Totipotent 8Cell human embryos may be naturally susceptible to aneuploidy

Abstract

OBJECTIVE: To compare gene expression in totipotent 8Cell human embryos with pluripotent human embryonic stem (hES) cells. DESIGN: Expression patterns of 74 genes involved in pluripotency in hES cells were compared by whole human genome microarray analyses of mRNAs in two pools of 8-Cell human embryos, two lines of pluripotent hES cells, and fibroblasts before and after induced pluripotency (iPS cells). MATERIALS AND METHODS: The 8Cell microarray studies were reviewed and approved by institutional review boards in Boston, MA and Athens, Greece. Two pools of 5 normal appearing 8Cell embryos were subjected to RNA extraction and hybridization to Agilent whole human genome microarrays and compared with two lines of hES cells for 74 pluripotency genes.
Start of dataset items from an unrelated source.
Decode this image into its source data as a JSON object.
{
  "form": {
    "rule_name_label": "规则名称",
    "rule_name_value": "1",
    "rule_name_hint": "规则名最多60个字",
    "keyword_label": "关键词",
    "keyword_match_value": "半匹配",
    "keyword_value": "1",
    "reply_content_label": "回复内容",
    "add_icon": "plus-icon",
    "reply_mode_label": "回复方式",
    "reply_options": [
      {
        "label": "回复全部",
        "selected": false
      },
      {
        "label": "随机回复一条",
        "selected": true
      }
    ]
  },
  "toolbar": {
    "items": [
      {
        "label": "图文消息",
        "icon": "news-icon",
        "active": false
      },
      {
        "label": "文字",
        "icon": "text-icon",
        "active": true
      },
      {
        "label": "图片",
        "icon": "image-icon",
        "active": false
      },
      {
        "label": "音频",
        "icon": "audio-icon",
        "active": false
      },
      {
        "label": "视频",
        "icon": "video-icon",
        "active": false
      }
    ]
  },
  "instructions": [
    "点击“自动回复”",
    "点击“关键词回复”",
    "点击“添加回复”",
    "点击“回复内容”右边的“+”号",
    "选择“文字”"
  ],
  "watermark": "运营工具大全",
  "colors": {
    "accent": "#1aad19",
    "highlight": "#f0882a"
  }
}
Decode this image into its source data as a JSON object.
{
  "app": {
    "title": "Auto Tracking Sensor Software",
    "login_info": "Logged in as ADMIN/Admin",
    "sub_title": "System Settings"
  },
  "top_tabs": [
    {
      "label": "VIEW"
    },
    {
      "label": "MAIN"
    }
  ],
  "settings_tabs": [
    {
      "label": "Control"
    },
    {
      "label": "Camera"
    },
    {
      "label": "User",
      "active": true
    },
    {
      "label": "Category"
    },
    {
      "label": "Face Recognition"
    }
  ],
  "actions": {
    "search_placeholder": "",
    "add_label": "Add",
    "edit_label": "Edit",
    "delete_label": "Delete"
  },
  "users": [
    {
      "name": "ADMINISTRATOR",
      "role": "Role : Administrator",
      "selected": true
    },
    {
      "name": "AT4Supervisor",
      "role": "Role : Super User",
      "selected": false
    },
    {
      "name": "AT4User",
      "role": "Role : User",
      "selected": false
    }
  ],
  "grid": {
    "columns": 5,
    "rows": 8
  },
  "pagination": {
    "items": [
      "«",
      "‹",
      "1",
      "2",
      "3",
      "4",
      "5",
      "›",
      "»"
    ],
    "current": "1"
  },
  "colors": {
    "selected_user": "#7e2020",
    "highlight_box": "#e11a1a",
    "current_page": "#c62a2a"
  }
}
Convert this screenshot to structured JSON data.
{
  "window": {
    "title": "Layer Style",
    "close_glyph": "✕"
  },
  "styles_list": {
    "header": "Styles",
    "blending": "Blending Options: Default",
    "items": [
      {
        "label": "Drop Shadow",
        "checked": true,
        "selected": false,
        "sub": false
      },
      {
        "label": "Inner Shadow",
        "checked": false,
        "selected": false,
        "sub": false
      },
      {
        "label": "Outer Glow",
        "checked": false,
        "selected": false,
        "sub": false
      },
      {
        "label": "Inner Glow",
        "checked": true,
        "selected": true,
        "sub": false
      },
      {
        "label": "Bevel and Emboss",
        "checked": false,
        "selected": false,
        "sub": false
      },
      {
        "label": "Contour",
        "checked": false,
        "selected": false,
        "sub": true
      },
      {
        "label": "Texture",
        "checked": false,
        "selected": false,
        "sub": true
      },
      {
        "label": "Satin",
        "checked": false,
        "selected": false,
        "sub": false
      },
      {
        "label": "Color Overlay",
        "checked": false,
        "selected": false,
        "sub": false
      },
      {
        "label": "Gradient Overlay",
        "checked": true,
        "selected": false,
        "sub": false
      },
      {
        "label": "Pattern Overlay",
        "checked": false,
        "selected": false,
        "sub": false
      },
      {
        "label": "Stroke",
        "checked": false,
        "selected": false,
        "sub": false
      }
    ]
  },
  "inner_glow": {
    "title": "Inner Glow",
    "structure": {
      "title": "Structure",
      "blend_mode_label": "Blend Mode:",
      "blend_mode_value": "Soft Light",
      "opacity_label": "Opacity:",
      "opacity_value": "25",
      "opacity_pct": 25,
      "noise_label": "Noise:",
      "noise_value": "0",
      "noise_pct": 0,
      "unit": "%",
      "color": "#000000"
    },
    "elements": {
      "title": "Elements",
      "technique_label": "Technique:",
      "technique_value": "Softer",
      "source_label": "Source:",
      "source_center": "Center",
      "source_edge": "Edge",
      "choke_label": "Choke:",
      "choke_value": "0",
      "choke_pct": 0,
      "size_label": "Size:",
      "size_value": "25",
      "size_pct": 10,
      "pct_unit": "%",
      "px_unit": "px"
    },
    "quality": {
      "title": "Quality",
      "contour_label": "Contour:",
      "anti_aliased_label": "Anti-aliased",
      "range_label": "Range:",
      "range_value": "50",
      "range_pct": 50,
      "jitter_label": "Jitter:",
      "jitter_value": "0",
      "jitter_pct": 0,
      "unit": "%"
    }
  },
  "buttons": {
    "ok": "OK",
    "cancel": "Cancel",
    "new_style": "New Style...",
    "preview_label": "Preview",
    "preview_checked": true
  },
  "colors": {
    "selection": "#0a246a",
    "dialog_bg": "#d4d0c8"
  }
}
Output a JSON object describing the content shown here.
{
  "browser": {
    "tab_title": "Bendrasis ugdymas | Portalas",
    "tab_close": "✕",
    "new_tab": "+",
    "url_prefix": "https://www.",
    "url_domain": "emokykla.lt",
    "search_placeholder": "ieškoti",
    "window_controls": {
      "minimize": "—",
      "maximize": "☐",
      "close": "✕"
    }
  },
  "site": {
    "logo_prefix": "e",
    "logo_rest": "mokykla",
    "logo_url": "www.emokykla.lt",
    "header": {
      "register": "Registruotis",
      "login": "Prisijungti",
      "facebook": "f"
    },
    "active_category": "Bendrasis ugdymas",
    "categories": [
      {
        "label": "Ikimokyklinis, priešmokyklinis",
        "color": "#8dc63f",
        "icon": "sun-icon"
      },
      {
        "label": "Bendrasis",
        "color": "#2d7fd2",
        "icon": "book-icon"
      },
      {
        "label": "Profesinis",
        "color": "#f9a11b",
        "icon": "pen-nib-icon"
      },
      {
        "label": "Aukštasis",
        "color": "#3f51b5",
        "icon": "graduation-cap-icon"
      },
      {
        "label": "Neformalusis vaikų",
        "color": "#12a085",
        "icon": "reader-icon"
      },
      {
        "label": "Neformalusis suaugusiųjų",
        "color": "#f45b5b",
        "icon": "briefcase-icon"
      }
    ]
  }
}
Statistical analyses indicated 7-fold higher or lower levels of fluorescence were potentially biologically relevant. RESULTS: Thirty pluripotency genes were over- or under-expressed by the 8Cell embryos, including the six transcription factors: KLF4, LIN28, MYC, NANOG, POU5F1, and SOX2, shown to transform normal human fibroblasts to iPS cells. Of the six, only MYC and KLF4 were over-detected on the 8-Cell arrays, along with DPPA5, ELOF1, IMP4, TCL1A, ZNF738. LEFTY1 and -2 were surprisingly quiet in the 8-cell embryos, as was DNMT3B, GAL, PODXL, TDGF1 and TERF1. CONCLUSION: Taken together, the findings indicate the totipotent embryo cells may be naturally susceptible to aneuploidy. Since most cells in pre-blastocyst embryos will give rise to placenta, only the few cells giving rise to the pluripotent inner cell mass (ICM) must be faithfully euploid. The microarrays emphasize striking differences in gene expression profiles between totipotent 8-Cell human embryos and lines of human embryonic stem cells cultured from ICMs, suggesting checkpoints to ensure accurate chromosomal allocation to daughter cells may be established in the ICM.